According to the Washington Business Journal, owners of land north of the new stadium site recently met with DC council members Cropp, Evans, and Ambrose to discuss limiting the heights of their future developments in order to preserve views of the US Capitol dome, with buildings being able to get progressively taller as they near the Capitol. Russell Hines of Monument Realty is quoted as saying that they're willing to work with the city on this point. (A WBJ editorial supports this idea.)
More posts: Monument/Half St., staddis, Nationals Park
 

Anyone who's lived in DC for any amount of time will be stunned to read today's Post story, "As Stadium Clock Ticks, DC Officials Bicker," detailing the difficulties of getting a design for the new baseball stadium agreed upon. Much of the trouble revolves around the desire (pushed most vehemently by Jack Evans) to have views of the Capitol Dome from as many seats at the stadium as possible. More from the story: "Evans argued that a view beyond center field of one of the city's signature buildings would give fans a sense of place and provide grand shots for national television cameras. At Evans's urging, city planners recently stopped work by Lerner Enterprises on construction of a 130-foot office building on M Street SE, one block north of the stadium. People familiar with the matter said the move angered the company, founded and run by Theodore N. Lerner, who is among those bidding to buy the Nationals. City officials said late last week that they will allow the company to resume work because it has abided by city building regulations. Company officials declined to comment. Evans also has discussed limiting the heights of buildings being planned by Monument Realty, which owns land on N Street SE that abuts the stadium site. City planners worried that such a move would inadvertently harm the creation of an entertainment and shopping district around the ballpark, which has been promised by another powerful player, the Anacostia Waterfront Corp." The article also says that groups are bickering over who has final say on the design. The stadium is supposed to begin construction in March, 2006.

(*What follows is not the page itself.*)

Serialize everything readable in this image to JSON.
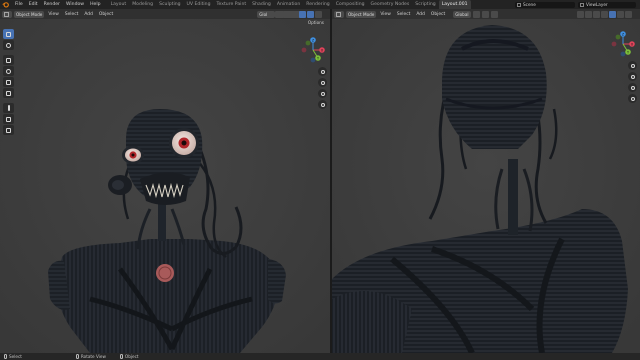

More posts: 20 M, Anacostia Waterfront Corp., Monument/Half St., staddis, Nationals Park
 

Two baseball stadium-related stories in today's Post : "Stadium Estimates Still in Ballpark" reports that DC is still beneath the $165 million cost cap for acquiring the 14 acres of land in the stadium footprint, despite an increase of $18 million in the amount the city expects to pay for the land. Letters with the city's offers will go to out to the 33 landowners on Tuesday, according to the article; the owners will have 30 days to negotiate, and after that the city can take the land through eminent domain. The plan is still for the city to control all the land by the end of the year, so that construction on the stadium can begin in March 2006 for a scheduled opening in 2008. I was interested to see this tidbit: "By law, the city can make offers based on property values that do not take into account plans for a stadium," which will keep prices well below those for properties near (but not on) the stadium site.

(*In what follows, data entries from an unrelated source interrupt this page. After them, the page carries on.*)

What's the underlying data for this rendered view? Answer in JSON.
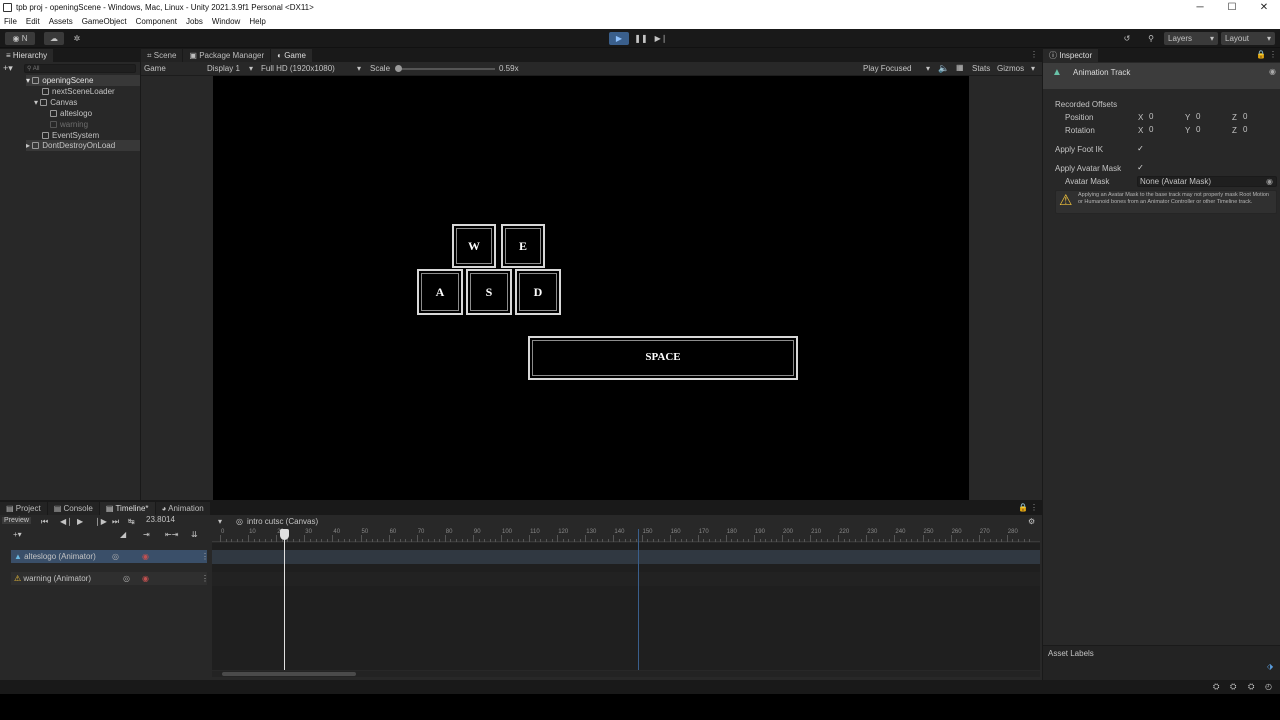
{
  "window": {
    "title": "tpb proj - openingScene - Windows, Mac, Linux - Unity 2021.3.9f1 Personal <DX11>",
    "controls": [
      "─",
      "☐",
      "✕"
    ]
  },
  "menu": [
    "File",
    "Edit",
    "Assets",
    "GameObject",
    "Component",
    "Jobs",
    "Window",
    "Help"
  ],
  "toolbar": {
    "account_label": "N",
    "layers_label": "Layers",
    "layout_label": "Layout"
  },
  "hierarchy": {
    "tab": "Hierarchy",
    "search_placeholder": "All",
    "items": [
      {
        "label": "openingScene"
      },
      {
        "label": "nextSceneLoader"
      },
      {
        "label": "Canvas"
      },
      {
        "label": "alteslogo"
      },
      {
        "label": "warning"
      },
      {
        "label": "EventSystem"
      },
      {
        "label": "DontDestroyOnLoad"
      }
    ]
  },
  "center_tabs": [
    "Scene",
    "Package Manager",
    "Game"
  ],
  "game_toolbar": {
    "view": "Game",
    "display": "Display 1",
    "resolution": "Full HD (1920x1080)",
    "scale_label": "Scale",
    "scale_value": "0.59x",
    "play_mode": "Play Focused",
    "stats": "Stats",
    "gizmos": "Gizmos"
  },
  "game": {
    "keys": [
      "W",
      "E",
      "A",
      "S",
      "D"
    ],
    "space_label": "SPACE"
  },
  "inspector": {
    "tab": "Inspector",
    "track_name": "Animation Track",
    "recorded_offsets": "Recorded Offsets",
    "position_label": "Position",
    "rotation_label": "Rotation",
    "axes": [
      "X",
      "Y",
      "Z"
    ],
    "position": [
      "0",
      "0",
      "0"
    ],
    "rotation": [
      "0",
      "0",
      "0"
    ],
    "apply_foot_ik": "Apply Foot IK",
    "apply_avatar_mask": "Apply Avatar Mask",
    "avatar_mask_label": "Avatar Mask",
    "avatar_mask_value": "None (Avatar Mask)",
    "warning_text": "Applying an Avatar Mask to the base track may not properly mask Root Motion or Humanoid bones from an Animator Controller or other Timeline track.",
    "asset_labels": "Asset Labels"
  },
  "bottom_tabs": [
    "Project",
    "Console",
    "Timeline*",
    "Animation"
  ],
  "timeline": {
    "preview_label": "Preview",
    "time_value": "23.8014",
    "asset_name": "intro cutsc (Canvas)",
    "ruler": [
      "0",
      "10",
      "20",
      "30",
      "40",
      "50",
      "60",
      "70",
      "80",
      "90",
      "100",
      "110",
      "120",
      "130",
      "140",
      "150",
      "160",
      "170",
      "180",
      "190",
      "200",
      "210",
      "220",
      "230",
      "240",
      "250",
      "260",
      "270",
      "280"
    ],
    "tracks": [
      {
        "label": "alteslogo (Animator)"
      },
      {
        "label": "warning (Animator)"
      }
    ]
  },
  "colors": {
    "accent": "#4a90d9",
    "panel": "#282828",
    "toolbar": "#191919",
    "warning": "#f2c33b"
  }
}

Which brings us to article #2, "Monument Realty Buys Coveted SE Site," describing the purchase of a small lot at N and Van streets (right across the street from the stadium site, in the "stadium district") for $3 million, as part of Monument's assembling of acreage for a 750,000-square-foot office / retail / residential project. UPDATE: Washington Business Journal adds a bit of info.

More posts: Monument/Half St., staddis, Nationals Park
 

Near Southeast hits the bigtime, with a front-page story in Monday's Post ("A Transformed Neighborhood Awaits Stadium") that jumps to two full pages of information and photos about the 'hood. The story gives a great feel for the mood as the land rush by developers transforms this formerly neglected neighborhood. A huge map lists 64 spots within Near Southeast that are being developed, sought after, or are held by developers who aren't divulging their plans. If some of the information and photos seem familiar, that's because your humble Near Southeast webmaster temporarily escaped the Post's Newsroom IT department and helped put together the package. Dana Hedgpeth and I will be taking questions and comments on Monday Aug. 15 at 11 am in a washingtonpost.com Live Online chat, so please join in to talk about all the goings on.

While frequent JDLand visitors will be up-to-speed on much on the content, there are some new nuggets to be found:

· Construction is expected to start in 2007 on the first project within the Southeast Federal Center, 400 residential units with accompanying small retail, with delivery anticipated in 2008. (Don't yet know where on the SFC's 44 acres these will be built.)
· Monument Realty has now acquired all parcels on N Street between South Capitol and Half streets, as well with properties on both South Capitol and Half (in what I'm anticipating the city is going to start calling the Stadium District, so of course I had to create a new page for it).
· Faison Associates has just acquired an acre of property that covers almost the entire western half of the block between 1st, New Jersey, L, and M. (But the On Luck Cafeteria on the corner of 1st and M remains a holdout.)
· The owner of the Splash car wash on I Street reveals that he has received multiple $8 million offers for his property and a neighboring parcel.
· The Donohoe Cos. appear to be planning an office building for their property in the 1100 block of New Jersey Avenue.
· And, for those of you who've been following along for a while, you'll also enjoy reading the story of the Star Market at 2nd and L, which lived a solitary life until Capitol Hill Tower rose up around it.
 

The DC government is negotiating to purchase five acres of land in the area near the new baseball stadium, reports the Post, to help influence the development in the neighborhood by creating a "ballpark district" with restaurants, stores, and residential units. Two of the acres would come from the DC Water and Sewer Authority's land at 1st and O Streets, with another 3.2 acres to be acquired by taking control of the WMATA (Metro) bus depot and parking lot at Half and M Streets. Developers are already snapping up plenty of parcels in the area (specifically Monument Realty, which is assembling the acreage to build 750,000 sq ft of mixed-use offerings in the block north of the stadium), but by controlling some of the most desirable land (the Metro land on Half Street lies directly along the envisioned "promenade" entrance to the stadium), DC can do more to ensure that the stadium area sees the sort of development the city wants, and that the area is made into an attractive destination even on non-game days. And in other news, the article mentions that the Anacostia Waterfront Corporation is close to unveiling its master plan for the waterfront redevelopment. (It also reminds us again that DC will be tendering their offers to landowners in the stadium footprint "within the next several weeks.")

 

Monument Realty continues to buy up property in the area surrounding the new baseball stadium land, according to Friday's Post. The DC Real Property Sales Database indicates that Monument nows own 1242-1260 Half Street, 50-68 N Street, and 1236 South Capitol Street, and The Post mentioned contracts for other parcels on the north side of the unit block of N. They have assembled half of the 8-acre parcel they covet for a huge office/residential/retail complex just north of the stadium. WMATA (Metro) owns 3 of the additional acres (at Half and M), and had asked developers for proposals for the land in early May, but withdrew the offer on request of the Office of Planning, who are working on the Master Plan for the area (now not expected to be delivered until the end of the summer, wah!). The article says that the John Akridge Cos. (developers of Gallery Place) is also pursuing deals in the area (but I think it's looking in Southwest, down by Buzzard's Point).